What’s worrying is that in a year when most IT players saw big traction on the back of the big shift to digital, the company’s revenues have remained flat. The stark variance in trend growth with Happiest Minds is notable.
Amounts in Rs cr
What does offer some comfort is the relative valuation. But a lot of that can change if growth doesn’t come through.
Amounts in Rs cr
The worrisome pennies
What’s more worrisome than some of these 1000 percenters are the penny poppers—what were till last year, below par value stocks, which have seen sharp gains sans any fundamental basis. Two among these that caught our attention are Crane Software and Ashima.
THE PENNY POPPERS
March 31, 2020
June 18, 2021
Cranes Software International
Crane Software interestingly owes Rs 387 crore to foreign bondholders and Rs 577 crore to local lenders, which has remained unpaid since 2009. There are also outstanding statutory dues like taxes and provident fund payments as well as FEMA violations.
What’s more, the Ministry of Corporate Affairs has called for the winding up of the company. The shareholding pattern and history are even more revealing. The promoters have only a 6.4 percent stake in the loss-making company, and most institutional investors like Goldman Sachs, Citigroup and Macquarie exited the stock between 2010 and 2012.
Yet, the stock has gained 550 percent since March last year and commands a market value of Rs 33 crore.

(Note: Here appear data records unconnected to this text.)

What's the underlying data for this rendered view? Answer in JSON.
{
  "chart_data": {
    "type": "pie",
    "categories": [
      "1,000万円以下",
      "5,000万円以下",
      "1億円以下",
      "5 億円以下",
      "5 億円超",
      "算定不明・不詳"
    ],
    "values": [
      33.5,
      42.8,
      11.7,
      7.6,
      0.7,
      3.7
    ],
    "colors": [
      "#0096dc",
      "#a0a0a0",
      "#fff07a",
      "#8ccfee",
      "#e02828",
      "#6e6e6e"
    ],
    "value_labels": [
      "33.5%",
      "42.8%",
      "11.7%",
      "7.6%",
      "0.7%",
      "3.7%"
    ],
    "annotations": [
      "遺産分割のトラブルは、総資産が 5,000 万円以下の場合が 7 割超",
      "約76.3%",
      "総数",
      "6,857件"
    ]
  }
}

Ashima’s tale is less worrisome, but the valuation can be questioned. The company reported revenues of Rs 141 crore in FY21 compared to Rs 285 crore the year before. It also posted a higher Rs 11.5 crore loss than Rs 3.4 crore in the preceding year. It also saw an operating cash outflow of Rs 8 crore versus an inflow of Rs 4 crore in the previous year.
The cotton textiles company has plans to enter the realty business after having failed to make a go of its focus for many years. It is possible the company has land assets that can be monetized.
But just that is hardly a reason for investors to flock to the stock, which today boasts a market capitalization of Rs 373 crore after an over 600 percent gain in stock value.
Time to be wary
Over-exuberance in the market is a clear signal to be wary. While no one minds seeing their wealth grow when markets are in a tizzy. The mood more often than not sours when the market turns turtle. So, be careful where you put your money in this frothy market.
1000 percent returns aren’t an everyday occurrence. If you’ve made such money or even a decent return, this could be a good time as any to lock some of it in, especially if you invested in companies that you won’t swear by.